Apigenin is a flavonoid found in chamomile, parsley, celery, and a handful of other plants. Most people take it at night for sleep and to take the edge off an overactive mind, usually 50 mg about an hour before bed. It's the bioactive that gives chamomile tea its mild sedative reputation, but in a concentrated form that actually does something measurable.

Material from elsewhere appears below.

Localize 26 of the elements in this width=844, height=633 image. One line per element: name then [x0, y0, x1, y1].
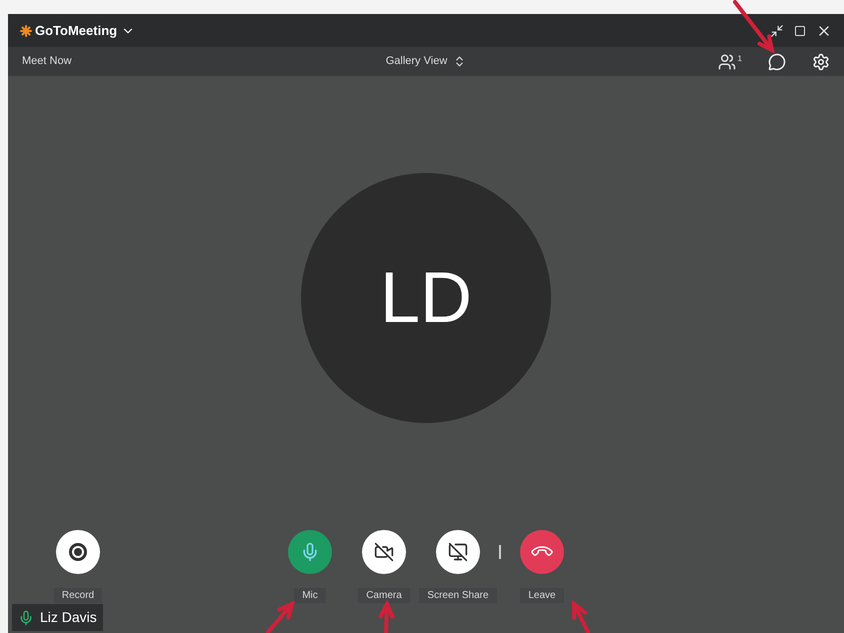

The other reason it's gotten attention recently is its effect on NAD+. Apigenin inhibits CD38, the main enzyme that breaks NAD+ down, so it indirectly raises NAD+ levels in tissues. That's made it popular in longevity stacks alongside things like NMN or NR, where the goal is to keep NAD+ high enough for sirtuins and mitochondrial repair pathways to work properly. The two use cases (sleep and longevity) overlap conveniently because the dose is similar.
For sleep, most people notice a slight reduction in sleep latency and a calmer pre-sleep mental state within the first week. It's not a sledgehammer like trazodone or zolpidem. The effect is closer to a deeper relaxation that makes falling asleep easier rather than knocking you out. Some people feel nothing for the first few nights and then notice the cumulative effect after a week or two. Others notice it immediately. A small minority don't respond at all, which is consistent with the mixed pharmacology at GABA receptors.
For the longevity/NAD+ effects, you won't feel anything subjectively. This is purely a mechanistic bet. If you're taking it for that reason alongside NMN or NR, the value is in protecting the NAD+ those compounds raise rather than producing a felt effect.
For anxiety, the effect is mild. If you have clinically diagnosed anxiety disorder, this is not your tool. If you have garden-variety end-of-day mental noise that interferes with sleep, it can take the edge off.